Could you tell us a bit more about the way you analyze the information?
This is a very subjective question, as the way that we analyze the data varies from the way other groups using the Ushahidi platform might analyze their data. We tend to look at the incoming stream of data and bucketing it into urgent/non-urgent queues that we separate and escalate depending on the needs. It differs from deployment to deployment, as the groups who we partner with change. In Haiti it was very much tied in with local humanitarian responders, and in the Kenyan Referendum and Tanzanian elections this year, it was tied in with the local security and electoral commission.
Inbuilt into the system, on the front-end is the map and timeline. Since the very beginning we’ve thought that pairing space with time gives some great insights into real-time information. What we need to come up with is some additional analytical tools, visual most likely, for everyday front-end users to have access to.
If I’d like to start collecting crowdsourced data. Where would I start? What sources and systems should I use?
This largely depends on what data you’re looking for and your goals for crowdsourcing it.
Generally speaking, if it’s around what we term a “hot flash” emergency, then your best bets are to go with the channels that everyone is already used to using in your country/community. Usually that’s Facebook and Twitter in the US, and both have great APIs with which to support gathering that data quickly.
If you’re setting up to crowdsource something over time, we suggest you set up a specific site and use multiple input channels for it. In our parlance, this is a “slow burn” initiative, gathering crowd information over the long-term. Unlike the “hot flash” data, which people are giving out regardless, here you have to provide clear incentives to them if you want serious engagement. Again, in the US, Twitter and Facebook are still great input channel options, but I’d also look at SMS, email and webforms to spread it wider.
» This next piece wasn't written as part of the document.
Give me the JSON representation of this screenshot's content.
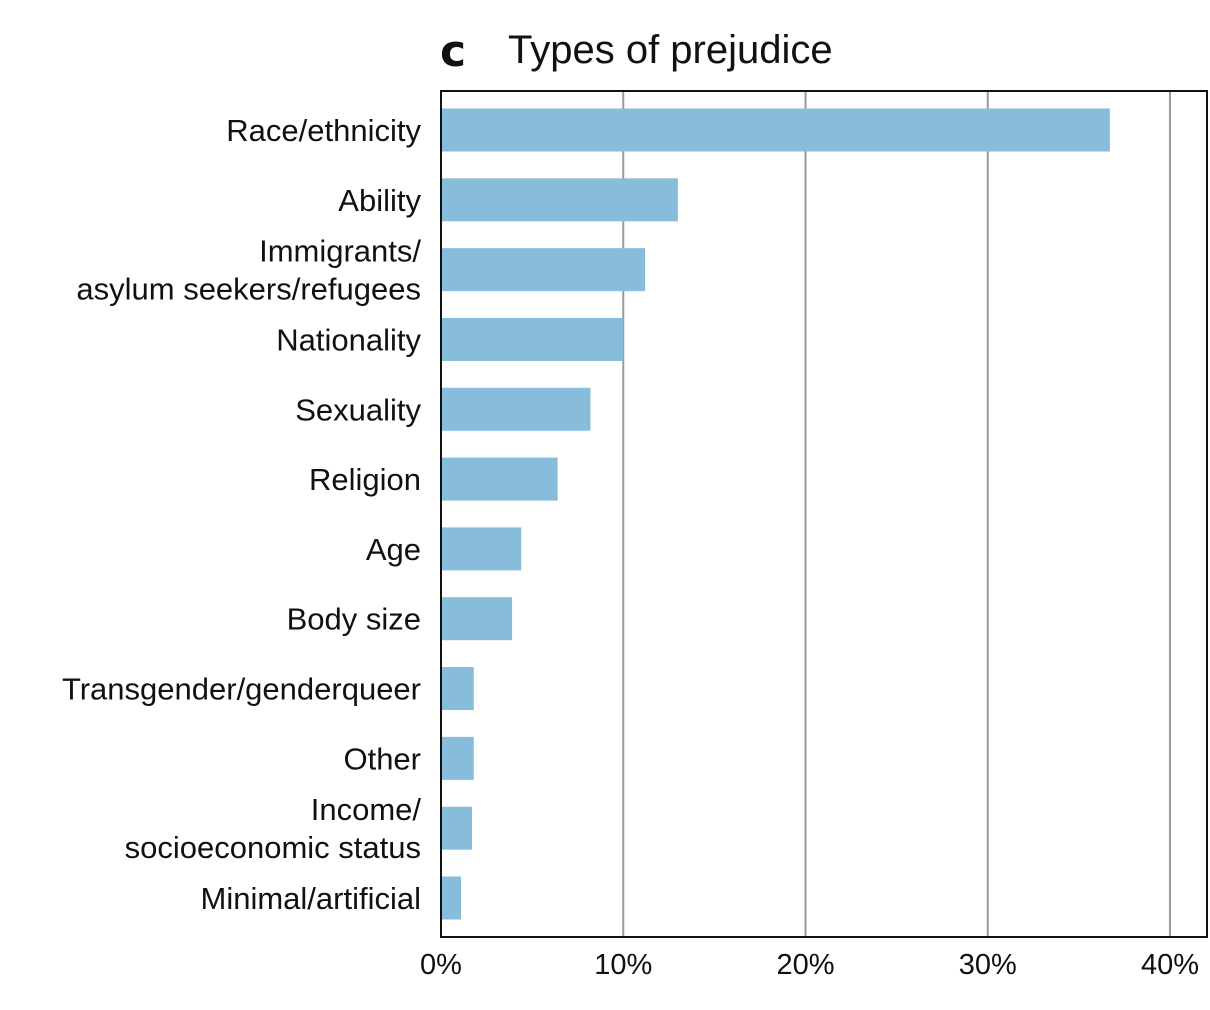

If you could make any crowdsource dream come true… what would you love to create using crowdsourcing?
Definitely a better Zombie map! We must get our act together, more Zombie reports and sightings are critical if we’re to survive the coming onslaught.
I think we’re just on the edge of the way technology makes crowdsourcing so compelling. Watch Carlo Ratti’s talk/Assaf Biderman’s – if there is a way for the ‘internet of things’ to feed into crowdsourcing platforms like ours, then we could have a real-time view of key stats in a city. Take the example of Copenhagen. There will be more things coming down the pipe that do upload real-time data in a usable and open way, which is a big deal.
What does the future look like when you have crowdsourced possibilities in mind? And what role do interaction designers play in this?
It looks like a lot more data. A lot more noise if we’re not careful.
Interaction designers are key to making it easier for the crowd to play ball, and more importantly, helping us all make better sense of what’s being collected. Meaning trumps quantity here, especially in a real-time world where time to understanding and acting are critical.
In February you’ll be giving a talk at Interaction 11. Could you give us a bit of a sneak peek? What will the talk be about?
I won’t be talking to much about Ushahidi. Instead I want to touch on some of the constraints and cultural difference in Africa that make designing and launching new services here so different than their counterparts in the rest of the world. It’ll be about how we see the world differently, making it hard for people with Western assumptions of what the internet and phones are to design for Africa.
If you want to meet Erik Hersman in real life: he is one of the keynote speakers at Interaction 11. It is the fourth annual conference hosted by the Interaction Design Association (IxDA). Each year, IxDA aims to gather the interaction design community to connect, educate, and inspire each other. This year it is held in Boulder, Colorado (USA).